We were picking Mason up from his last day of kindergarten, and Halle wanted down like she usually does. She just took off walking, she was doing awesome! It was the first time she has even wanted to let go of my hands other than the house. We got our first of many to come, comments. Oh my gosh, she is too little to be walking! She is 15 pounds and 26 inches, she is on a roll with getting taller. Today she was wearing a 0-3 month outfit, until she made a huge mess with lunch. She hasn't even come close to mastering the using of utensils.  I told Halle that it was now time to join the circus. Lol  I just think she likes all of the attention she gets, I'm worried I have another Adalyn on my hands. Sisters are going to fight for attention, luckily Mason is a good sport and gives them both the attention that they need. He is an amazing big brother! 

Tuesday, May 21, 2013

Feeling so blessed

Some days it's so hard to see past the day. Going to doctors, therapist, then having them send you to more doctors. It's so exhausting mentally, physically, and emotionally.  Trying to keep bills from pilling up and trying to organize everything can be so trying some days. I 
 hate that doctors visits have to take so much of our time. Cleaning, cooking, then cleaning again, homework, the list is endless. 

Then things like yesterday happen. The Oklahoma  tornado. I'm so blessed to have my husband and kids on earth with me. It's moments you here about people losing their kids so young. That pulls at your heart. It makes me give my kids and extra hug and kiss at night, more I love you's. I have a hard time sometimes remembering how happy we truly are and how many blessing we have. It's usually not too far off my mind, and I'm reminded.  My kids are daily reminders how blessed I am, every baby is a miracle. I just have just have special miracles, each one is even more so. 
 

 



Saturday, May 11, 2013

Obamacare has already started!

We have, wait, had good insurance. Until recently my husbands work really has no choice but to go to a cheaper plan, as they can't afford to pay everyone's insurance. Thanks to Obamacare. 

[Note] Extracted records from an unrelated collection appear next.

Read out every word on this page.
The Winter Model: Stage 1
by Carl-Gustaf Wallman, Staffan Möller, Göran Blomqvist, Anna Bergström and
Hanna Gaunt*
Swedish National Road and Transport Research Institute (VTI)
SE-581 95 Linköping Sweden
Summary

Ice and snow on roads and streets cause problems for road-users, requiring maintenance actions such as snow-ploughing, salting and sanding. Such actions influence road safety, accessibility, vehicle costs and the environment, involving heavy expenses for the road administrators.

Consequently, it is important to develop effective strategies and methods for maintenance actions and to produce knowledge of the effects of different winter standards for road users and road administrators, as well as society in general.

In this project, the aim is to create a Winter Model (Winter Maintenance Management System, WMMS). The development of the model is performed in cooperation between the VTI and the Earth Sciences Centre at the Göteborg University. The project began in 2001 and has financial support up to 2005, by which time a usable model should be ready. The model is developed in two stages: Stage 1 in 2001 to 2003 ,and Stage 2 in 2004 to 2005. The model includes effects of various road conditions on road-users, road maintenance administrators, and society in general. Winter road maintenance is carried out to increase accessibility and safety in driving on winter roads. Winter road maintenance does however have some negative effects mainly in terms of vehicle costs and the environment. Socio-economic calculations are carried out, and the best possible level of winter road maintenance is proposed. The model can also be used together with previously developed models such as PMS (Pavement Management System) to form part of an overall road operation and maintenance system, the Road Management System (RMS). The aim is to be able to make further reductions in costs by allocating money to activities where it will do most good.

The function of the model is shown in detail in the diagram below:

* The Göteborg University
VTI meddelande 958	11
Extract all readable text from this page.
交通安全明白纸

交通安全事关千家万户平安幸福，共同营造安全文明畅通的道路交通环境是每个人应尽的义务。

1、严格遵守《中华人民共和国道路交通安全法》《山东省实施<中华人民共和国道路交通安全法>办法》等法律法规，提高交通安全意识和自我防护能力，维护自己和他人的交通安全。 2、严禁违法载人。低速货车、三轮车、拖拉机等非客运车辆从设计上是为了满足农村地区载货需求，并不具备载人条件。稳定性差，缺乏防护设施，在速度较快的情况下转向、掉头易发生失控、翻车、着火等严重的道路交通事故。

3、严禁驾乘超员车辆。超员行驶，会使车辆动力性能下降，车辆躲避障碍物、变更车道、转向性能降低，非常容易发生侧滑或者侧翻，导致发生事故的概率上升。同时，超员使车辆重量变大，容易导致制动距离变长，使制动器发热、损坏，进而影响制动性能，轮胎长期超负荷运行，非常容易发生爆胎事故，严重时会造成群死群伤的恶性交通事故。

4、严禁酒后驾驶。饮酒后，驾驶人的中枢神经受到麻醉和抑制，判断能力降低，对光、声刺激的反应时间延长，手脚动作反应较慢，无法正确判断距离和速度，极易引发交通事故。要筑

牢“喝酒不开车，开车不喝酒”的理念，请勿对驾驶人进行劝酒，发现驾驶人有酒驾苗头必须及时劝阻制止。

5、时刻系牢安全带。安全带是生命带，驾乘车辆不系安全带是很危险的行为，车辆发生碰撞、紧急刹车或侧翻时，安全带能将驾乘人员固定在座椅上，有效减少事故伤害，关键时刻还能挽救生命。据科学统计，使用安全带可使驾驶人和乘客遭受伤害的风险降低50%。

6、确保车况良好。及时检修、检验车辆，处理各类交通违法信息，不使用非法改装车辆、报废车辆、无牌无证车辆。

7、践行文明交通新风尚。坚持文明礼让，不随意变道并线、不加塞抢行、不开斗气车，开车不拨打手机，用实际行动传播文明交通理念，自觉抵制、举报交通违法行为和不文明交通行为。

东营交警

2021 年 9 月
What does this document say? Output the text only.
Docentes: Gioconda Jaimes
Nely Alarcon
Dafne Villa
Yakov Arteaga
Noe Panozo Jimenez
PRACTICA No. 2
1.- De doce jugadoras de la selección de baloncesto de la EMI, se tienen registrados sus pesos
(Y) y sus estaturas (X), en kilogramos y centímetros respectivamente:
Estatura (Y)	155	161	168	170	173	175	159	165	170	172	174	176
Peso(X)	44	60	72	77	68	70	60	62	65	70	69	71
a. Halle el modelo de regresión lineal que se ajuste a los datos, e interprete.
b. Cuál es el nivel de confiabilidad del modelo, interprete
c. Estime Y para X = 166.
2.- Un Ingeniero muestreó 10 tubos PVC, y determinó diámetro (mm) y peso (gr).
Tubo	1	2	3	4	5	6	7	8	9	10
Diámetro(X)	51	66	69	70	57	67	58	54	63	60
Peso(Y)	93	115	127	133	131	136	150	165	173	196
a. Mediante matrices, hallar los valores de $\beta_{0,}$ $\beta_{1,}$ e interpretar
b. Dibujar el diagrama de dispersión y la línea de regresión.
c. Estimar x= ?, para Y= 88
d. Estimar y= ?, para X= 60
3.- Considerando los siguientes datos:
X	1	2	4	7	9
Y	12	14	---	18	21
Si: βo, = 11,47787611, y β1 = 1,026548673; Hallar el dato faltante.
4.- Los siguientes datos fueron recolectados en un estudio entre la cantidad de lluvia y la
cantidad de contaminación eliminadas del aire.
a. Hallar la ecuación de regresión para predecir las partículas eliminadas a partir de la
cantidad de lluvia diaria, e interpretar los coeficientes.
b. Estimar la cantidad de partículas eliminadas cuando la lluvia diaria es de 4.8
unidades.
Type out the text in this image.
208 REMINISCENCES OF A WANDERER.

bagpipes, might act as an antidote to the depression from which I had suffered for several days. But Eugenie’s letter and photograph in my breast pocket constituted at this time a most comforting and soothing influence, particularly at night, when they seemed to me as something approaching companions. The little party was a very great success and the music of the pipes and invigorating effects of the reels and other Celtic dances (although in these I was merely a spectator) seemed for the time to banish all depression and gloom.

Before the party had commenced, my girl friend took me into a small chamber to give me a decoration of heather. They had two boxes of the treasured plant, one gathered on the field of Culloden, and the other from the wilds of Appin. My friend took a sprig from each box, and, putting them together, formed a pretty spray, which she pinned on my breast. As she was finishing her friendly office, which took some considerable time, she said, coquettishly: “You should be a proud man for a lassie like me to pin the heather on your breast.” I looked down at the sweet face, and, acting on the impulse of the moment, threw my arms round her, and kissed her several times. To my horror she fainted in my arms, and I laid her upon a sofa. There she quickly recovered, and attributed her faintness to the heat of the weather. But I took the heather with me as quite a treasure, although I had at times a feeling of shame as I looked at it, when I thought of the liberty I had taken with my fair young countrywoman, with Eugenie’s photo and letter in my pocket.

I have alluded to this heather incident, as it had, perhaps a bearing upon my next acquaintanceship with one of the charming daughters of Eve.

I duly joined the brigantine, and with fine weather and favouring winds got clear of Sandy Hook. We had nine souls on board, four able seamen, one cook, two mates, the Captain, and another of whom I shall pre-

 For my family this is the worst thing. We see so many doctors, specialty doctors that are now going to be VERY expensive to see. We average about $200 a month just seeing doctors and therapists. We have her monthly bills on top of that number. We are going to at least double that number a month!! I've only read bits and prices of this bill, and what I've read is crap! Do you realize the government is going to control that ALL doctors get paid the same. We are going to have less specialty doctors. I mean why would someone pay more to get let's say a cardiologist degree when they will be payed the same as a family doctor? If your on Obamacare, they have the right to not pay for expensive life saving medical treatment. That will have to come from your own pocket!! For example if I was on Obamacare when I had Halle they would NOT of even tried to save her without me saying I would come up with the money! That's ludicrous the government has the right to decided who lives and who dies?? My family is going to suffer tremendously from this bill. I'm scared for the future, if Halle does end up needing a heart transplant which this new insurance WON'T cover we will be financially ruined, she's totally worth it and I would do it without thinking. 

 The other thing that bothers me is the government that is going to be able to control our health? Yeah them they are EXEMPT from this bill!  If its so good and going to change America for the better then why wouldn't they jump on this train? We are getting poorer as the months keep rolling in, are taxes went up, not blaming Obama for that one that would of happened regardless. But this new insurance with how much I'm going to have to spend a month just to keep my children healthy. Is going to be an adjustment. That's my rant for the day! These are my feelings and thoughts and how I perceived the bill from like I said reading parts.